La tiroides es una glándula ubicada en el cuello que ayuda a controlar la tasa metabólica del cuerpo. Demasiada hormona tiroidea hace que el cuerpo se acelere. Demasiado poca lo ralentiza. Si no se chequea, cualquier estado puede ser fatal. En raras ocasiones, en algunas personas, generalmente jóvenes, a menudo hombres, demasiada hormona tiroidea puede hacer que los niveles de potasio circulantes disminuyan y causen debilidad.

Hassen llamó al laboratorio. Ordenó pruebas para verificar el nivel de hormona tiroidea en la muestra. Fue muy alto. Llamó al paciente y no obtuvo respuesta, y no tenía forma de dejar un mensaje. Llamó al número una docena de veces durante las próximas semanas. Finalmente, quizás accidentalmente, el paciente recogió.

Hassen explicó lo que había descubierto. Le dio al paciente el nombre de un endocrinólogo de la zona. Resultó que el joven tenía lo que se conoce como enfermedad de Graves. Esta es una enfermedad autoinmune en la que los propios anticuerpos del paciente inducen a la glándula tiroides a producir demasiada hormona. A menudo se trata con yodo radiactivo, que destruye algunas o la mayoría de las células productoras de hormonas en la glándula. Este hombre, en cambio, optó por tomar un medicamento que interfiere con la capacidad de la glándula para producir hormona tiroidea.

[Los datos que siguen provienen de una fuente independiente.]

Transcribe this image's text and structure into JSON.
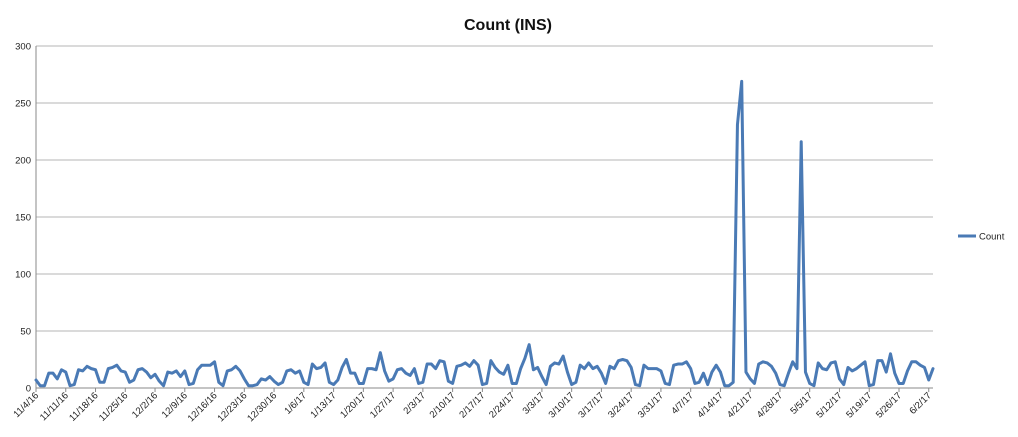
{
  "chart_data": {
    "type": "line",
    "title": "Count (INS)",
    "xlabel": "",
    "ylabel": "",
    "ylim": [
      0,
      300
    ],
    "yticks": [
      "0",
      "50",
      "100",
      "150",
      "200",
      "250",
      "300"
    ],
    "grid": "horizontal",
    "legend_position": "right",
    "series_color": "#4a7ab5",
    "x_tick_labels": [
      "11/4/16",
      "11/11/16",
      "11/18/16",
      "11/25/16",
      "12/2/16",
      "12/9/16",
      "12/16/16",
      "12/23/16",
      "12/30/16",
      "1/6/17",
      "1/13/17",
      "1/20/17",
      "1/27/17",
      "2/3/17",
      "2/10/17",
      "2/17/17",
      "2/24/17",
      "3/3/17",
      "3/10/17",
      "3/17/17",
      "3/24/17",
      "3/31/17",
      "4/7/17",
      "4/14/17",
      "4/21/17",
      "4/28/17",
      "5/5/17",
      "5/12/17",
      "5/19/17",
      "5/26/17",
      "6/2/17"
    ],
    "series": [
      {
        "name": "Count",
        "values": [
          7,
          2,
          2,
          13,
          13,
          8,
          16,
          14,
          2,
          3,
          16,
          15,
          19,
          17,
          16,
          5,
          5,
          17,
          18,
          20,
          15,
          14,
          5,
          7,
          16,
          17,
          14,
          9,
          12,
          6,
          2,
          14,
          13,
          15,
          10,
          15,
          3,
          4,
          16,
          20,
          20,
          20,
          23,
          5,
          2,
          15,
          16,
          19,
          15,
          8,
          2,
          2,
          3,
          8,
          7,
          10,
          6,
          3,
          5,
          15,
          16,
          13,
          15,
          5,
          3,
          21,
          17,
          18,
          22,
          5,
          3,
          7,
          18,
          25,
          13,
          13,
          4,
          4,
          17,
          17,
          16,
          31,
          15,
          6,
          8,
          16,
          17,
          13,
          11,
          17,
          4,
          5,
          21,
          21,
          17,
          24,
          23,
          6,
          4,
          19,
          20,
          22,
          19,
          24,
          20,
          3,
          4,
          24,
          18,
          14,
          12,
          20,
          4,
          4,
          17,
          26,
          38,
          16,
          18,
          10,
          3,
          19,
          22,
          21,
          28,
          14,
          3,
          5,
          20,
          17,
          22,
          17,
          19,
          13,
          4,
          19,
          17,
          24,
          25,
          24,
          18,
          3,
          2,
          20,
          17,
          17,
          17,
          15,
          4,
          3,
          20,
          21,
          21,
          23,
          17,
          4,
          5,
          13,
          3,
          14,
          20,
          14,
          2,
          2,
          5,
          231,
          269,
          14,
          8,
          4,
          21,
          23,
          22,
          19,
          13,
          3,
          2,
          13,
          23,
          17,
          216,
          14,
          4,
          2,
          22,
          17,
          16,
          22,
          23,
          8,
          3,
          18,
          15,
          17,
          20,
          23,
          2,
          3,
          24,
          24,
          14,
          30,
          13,
          4,
          4,
          15,
          23,
          23,
          20,
          18,
          7,
          17
        ]
      }
    ]
  }
}
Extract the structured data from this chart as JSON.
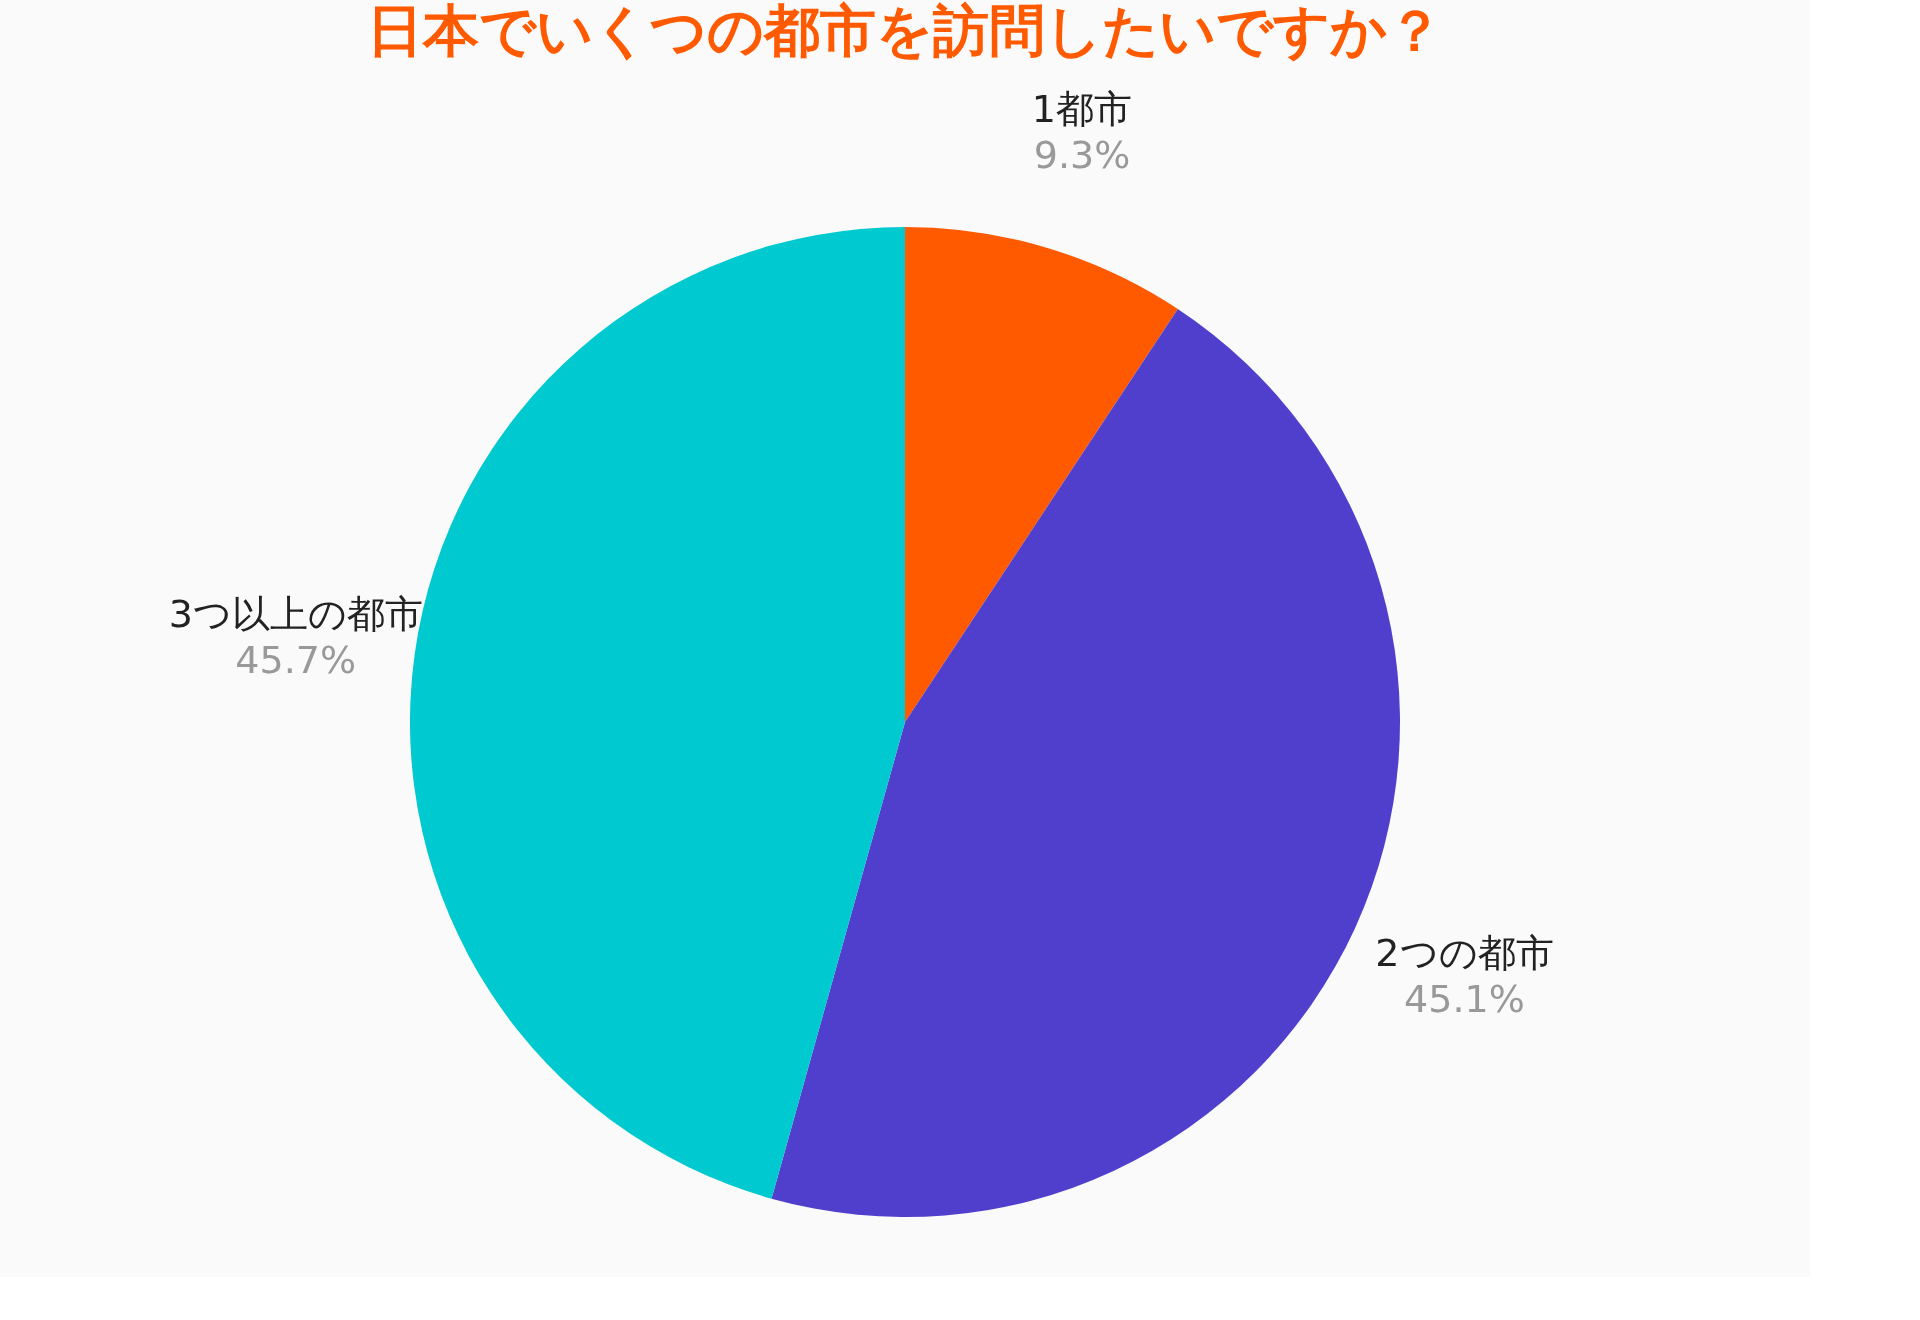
{
  "chart_data": {
    "type": "pie",
    "title": "日本でいくつの都市を訪問したいですか？",
    "categories": [
      "1都市",
      "2つの都市",
      "3つ以上の都市"
    ],
    "values": [
      9.3,
      45.1,
      45.7
    ],
    "value_labels": [
      "9.3%",
      "45.1%",
      "45.7%"
    ],
    "colors": [
      "#ff5a00",
      "#4f3fcc",
      "#00c9d0"
    ],
    "legend": false
  }
}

Este diagnóstico se realizó hace casi cuatro años. El paciente abandonó su dieta intensiva y su régimen de ejercicio y ahora está tratando de mantenerse en forma y comer de manera más inteligente, y de tomar su medicamento todos los días. A veces, cuando siente que sus muslos están cansados o débiles, come un plátano o un aguacate para obtener el potasio que cree que su cuerpo anhela. Está decidido a no volver a vivir nunca más ese tipo de impotencia.